Despite a heavy defeat for the Liverpool youngsters, coach John Crithley is adamant it was a positive learning experience for the prosperous footballers. He reported Aston Villa management Dean Smith and John Terry also gave recognition of the efforts for the team who’s age averaged at 19 years.

So with what seemed like a positive event for all, should this be something we see more regularly?

It is possible to argue that this type of event will have mixed impact on the players, potentially it is the personality and mindset of the youngsters which could make or break this experience. With any big game, especially a cup knockout, any player would be nervous in the run up. Whilst entering the latter stages of the game, a handful of the boys were going down under cramp and evidently at peak of fatigue. The expectations and nerves in the build up of the game would have been exhausting in itself, on top of the boys playing an intense 90 minutes on a big Villa Park pitch which would likely be a size they would not be used to. With this is mind, playing youth team footballers on a big stage against a first team may potentially have negative effect on the players. Wether this be crumbling under pressure, or reflecting negatively on their performance following the game. A risk managers would have to take to see which players would be strong enough to take defeat on such a scale.
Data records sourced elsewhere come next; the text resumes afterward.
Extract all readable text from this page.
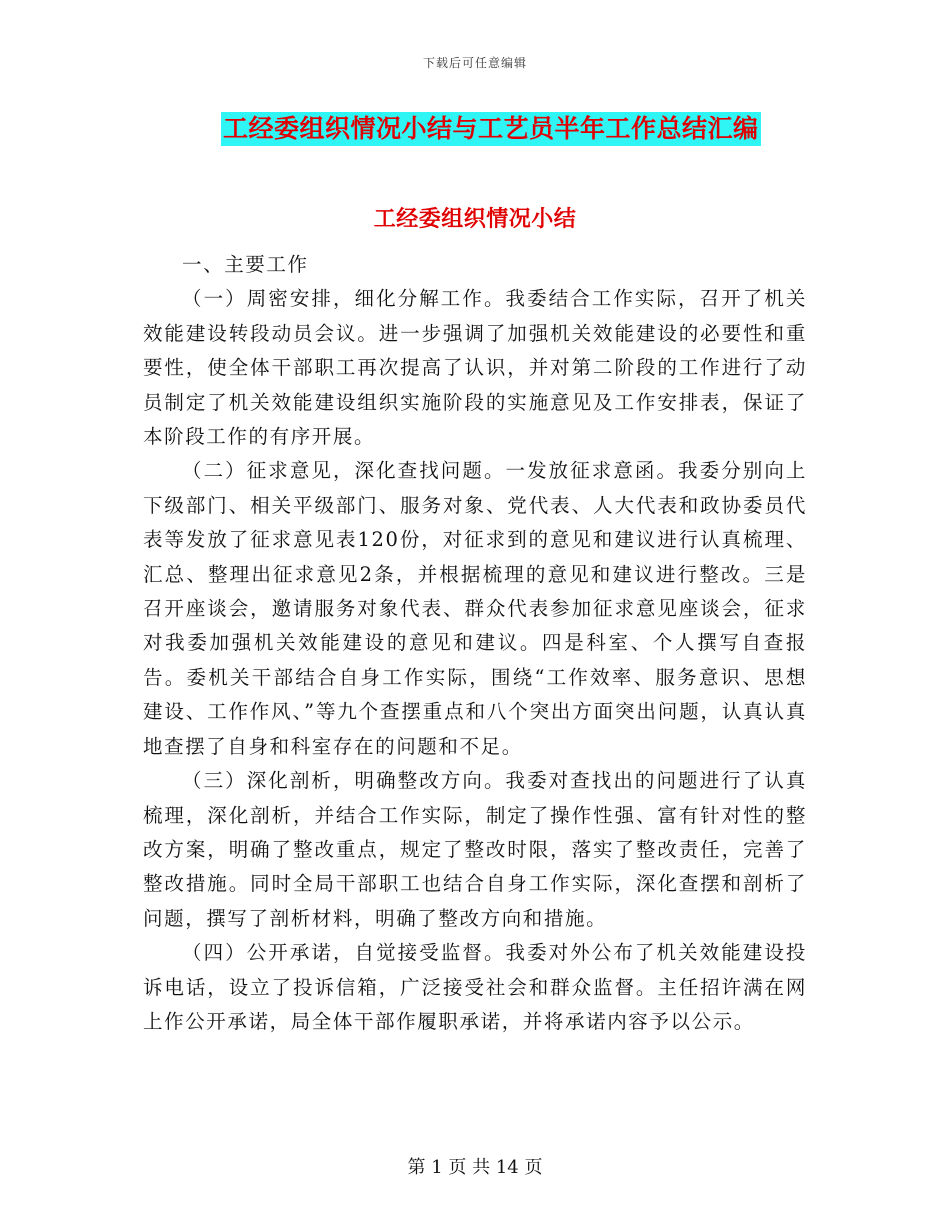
下载后可任意编辑
工经委组织情况小结与工艺员半年工作总结汇编
工经委组织情况小结

一、主要工作

（一）周密安排，细化分解工作。我委结合工作实际，召开了机关效能建设转段动员会议。进一步强调了加强机关效能建设的必要性和重要性，使全体干部职工再次提高了认识，并对第二阶段的工作进行了动员制定了机关效能建设组织实施阶段的实施意见及工作安排表，保证了本阶段工作的有序开展。

（二）征求意见，深化查找问题。一发放征求意函。我委分别向上下级部门、相关平级部门、服务对象、党代表、人大代表和政协委员代表等发放了征求意见表120份，对征求到的意见和建议进行认真梳理、汇总、整理出征求意见2条，并根据梳理的意见和建议进行整改。三是召开座谈会，邀请服务对象代表、群众代表参加征求意见座谈会，征求对我委加强机关效能建设的意见和建议。四是科室、个人撰写自查报告。委机关干部结合自身工作实际，围绕“工作效率、服务意识、思想建设、工作作风、”等九个查摆重点和八个突出方面突出问题，认真认真地查摆了自身和科室存在的问题和不足。

（三）深化剖析，明确整改方向。我委对查找出的问题进行了认真梳理，深化剖析，并结合工作实际，制定了操作性强、富有针对性的整改方案，明确了整改重点，规定了整改时限，落实了整改责任，完善了整改措施。同时全局干部职工也结合自身工作实际，深化查摆和剖析了问题，撰写了剖析材料，明确了整改方向和措施。

（四）公开承诺，自觉接受监督。我委对外公布了机关效能建设投诉电话，设立了投诉信箱，广泛接受社会和群众监督。主任招许满在网上作公开承诺，局全体干部作履职承诺，并将承诺内容予以公示。

第 1 页 共 14 页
Opposed to this risk, there is also huge potential for the young players in games such as this. Not only do the players gain intense exposure to other clubs who may be recruiting, but it gives opportunity to the coaching staff to understand improvements which can be made for their players. To think of it in ‘real world’ terms, it almost comparable to the apprentice against the professional. It can be suggested this sort of game could be very good way to give young footballers a taste of the big time.

In the Leasing.Com League cup, it has already been seen to have the Premier League youth teams play against lower tier sides in knockout games. This has appeared to have been successful to test the younger players against teams with less quality, but teams which have more experienced players. Lower leagues tend to flourish with physicality of the game which can teach the younger players to do so. With prospect to become professional footballers, this is an attribute which will reinforce their footballing identity. We could be seeing a new generation of young footballers breaking through if they come through the ranks whilst playing against professional league competition.

Do you think we should be seeing more younger players getting playing time in Cup competitions?